Placówka, w której doszło do zgonu kobiety, wydała oświadczenie i zapewniła, że jest otwarta "na współpracę z wszelkimi organami, których celem jest wyjaśnienie okoliczności nagłego zgonu pacjentki". Zapewniono również, że "na bieżąco udzielane są wszelkie informacje i wyjaśnienia". Dyrekcja szpitala poinformowała, że nie będzie komentować zaistniałej sytuacji. "Mając na względzie dobro i spokój rodziny zmarłej, dyrekcja szpitala nie będzie komentowała tej niezwykle trudnej i bolesnej sprawy" - czytamy w opublikowanym oświadczeniu.

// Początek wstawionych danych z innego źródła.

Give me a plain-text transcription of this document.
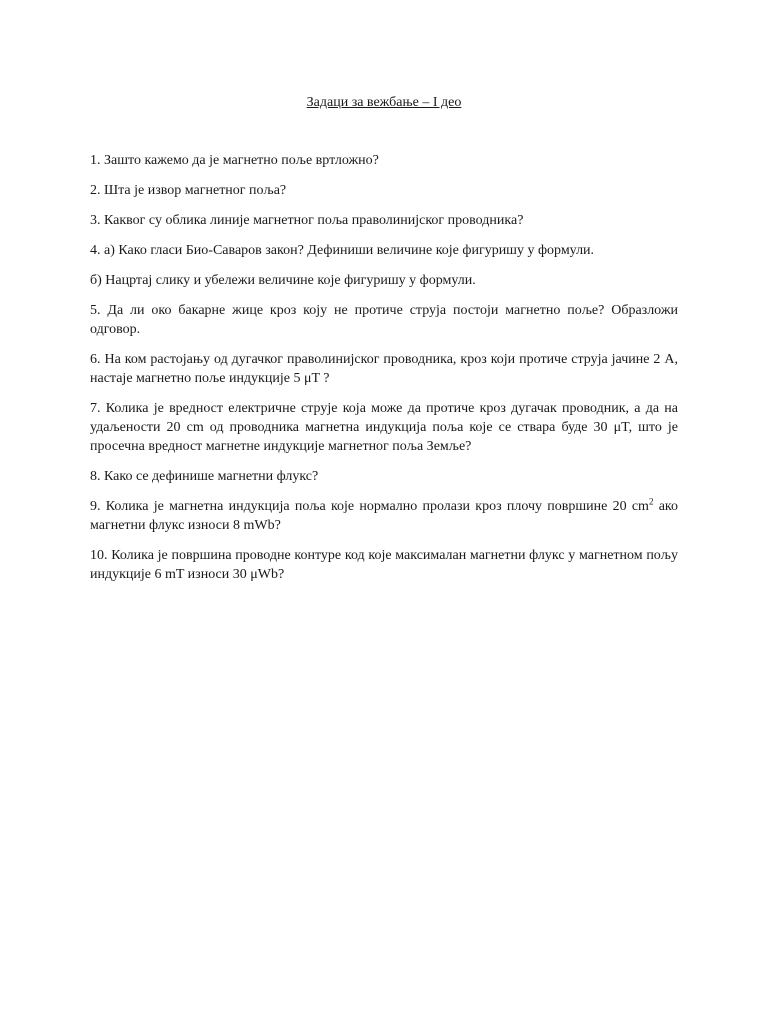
Задаци за вежбање – I део

1. Зашто кажемо да је магнетно поље вртложно?

2. Шта је извор магнетног поља?

3. Каквог су облика линије магнетног поља праволинијског проводника?

4. а) Како гласи Био-Саваров закон? Дефиниши величине које фигуришу у формули.

б) Нацртај слику и убележи величине које фигуришу у формули.

5. Да ли око бакарне жице кроз коју не протиче струја постоји магнетно поље? Образложи одговор.

6. На ком растојању од дугачког праволинијског проводника, кроз који протиче струја јачине 2 A, настаје магнетно поље индукције 5 μT ?

7. Колика је вредност електричне струје која може да протиче кроз дугачак проводник, а да на удаљености 20 cm од проводника магнетна индукција поља које се ствара буде 30 μT, што је просечна вредност магнетне индукције магнетног поља Земље?

8. Како се дефинише магнетни флукс?

9. Колика је магнетна индукција поља које нормално пролази кроз плочу површине 20 $cm^2$ ако магнетни флукс износи 8 mWb?

10. Колика је површина проводне контуре код које максималан магнетни флукс у магнетном пољу индукције 6 mT износи 30 μWb?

Sprawą zajął się także Rzecznik Praw Pacjenta. - Rzecznik praw pacjenta podjął działania z urzędu. Wystąpiliśmy bezzwłocznie do dyrektora szpitala o przekazanie wyjaśnień i dokumentacji medycznej. Z tego, co wiem, dokumentacja trafiła właśnie do nas i będzie szczegółowo analizowana – mówi Uwadze Grzegorz Błażewicz, zastępca Rzecznika Praw Pacjenta.